|Wang, Wen - NORTH DAKOTA STATE UNIV|
|Freeman, Thomas - NORTH DAKOTA STATE UNIV|
Submitted to: National Entomological Society of America Annual Meeting
Publication Type: Abstract Only
Publication Acceptance Date: September 7, 1999
Publication Date: N/A
Technical Abstract: Cryopreserving embryos of insects propagated for use in pest control programs allows implementation of certain economic and management benefits such as countering genetic drift and preserving rare or numerous genotypes. Previous studies on 4 species of livestock insect pests, Musca domestica, Cochliomyia macellaria, Cochliomyia hominivorax and Lucilia sericata, established that the Drosophila embryo cryopreservation protocol was not directly suitable for use with these flies. This report describes our work on modifying the cryoprotectant and the vitrification and recovery steps of the Drosophila protocol. When one or a mixture of two or three of conventional cryoprotectants were used, < 5% of the embryos developed into larvae after recovering from liquid nitrogen.
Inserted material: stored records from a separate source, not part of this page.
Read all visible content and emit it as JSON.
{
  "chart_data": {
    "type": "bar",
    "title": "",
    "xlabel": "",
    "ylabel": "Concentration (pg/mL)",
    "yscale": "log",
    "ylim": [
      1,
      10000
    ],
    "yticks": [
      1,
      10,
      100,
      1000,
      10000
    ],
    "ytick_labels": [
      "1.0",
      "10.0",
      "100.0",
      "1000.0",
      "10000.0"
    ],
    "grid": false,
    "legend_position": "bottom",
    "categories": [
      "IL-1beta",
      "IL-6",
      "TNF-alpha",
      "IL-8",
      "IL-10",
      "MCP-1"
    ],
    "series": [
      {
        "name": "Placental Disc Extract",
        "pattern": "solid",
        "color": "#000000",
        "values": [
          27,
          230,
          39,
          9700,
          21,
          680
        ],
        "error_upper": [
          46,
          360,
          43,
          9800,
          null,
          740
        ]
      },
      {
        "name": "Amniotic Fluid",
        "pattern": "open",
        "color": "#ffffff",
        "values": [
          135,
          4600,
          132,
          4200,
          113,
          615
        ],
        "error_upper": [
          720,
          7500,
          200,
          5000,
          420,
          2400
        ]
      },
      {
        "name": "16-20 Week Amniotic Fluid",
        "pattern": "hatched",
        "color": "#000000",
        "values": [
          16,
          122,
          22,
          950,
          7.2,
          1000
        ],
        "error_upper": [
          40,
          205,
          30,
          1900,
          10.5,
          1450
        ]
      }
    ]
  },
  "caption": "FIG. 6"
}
Significant progress was made when a vitrification solution containing ethylene glycol, polyethylene glycol and trehalose was developed and when the cooling and recovery steps were done in liquid nitrogen vapor. More than 70% of M. domestica and C. macellaria embryos withstand treatments of dechorionation, permeabilizaton, loading with cryoprotectant and dehydration in vitrification solution, but the cooling and warming steps still cause some reduction in embryo viability. Up to 57.1% of vitrified M. domestica embryos developed into larvae. Further development of these larvae into pupae and adults was observed. With the same procedure as many as 50.9% of C. macellaria and 63.9% of C. hominivorax larvae hatched from the embryos vitrified in liquid nitrogen vapor. Only a 20.2% hatching rate has been achieved with the vitrified L. sericata embryos. Further development of the C. hominivorax larvae to pupae and adults was also obtained.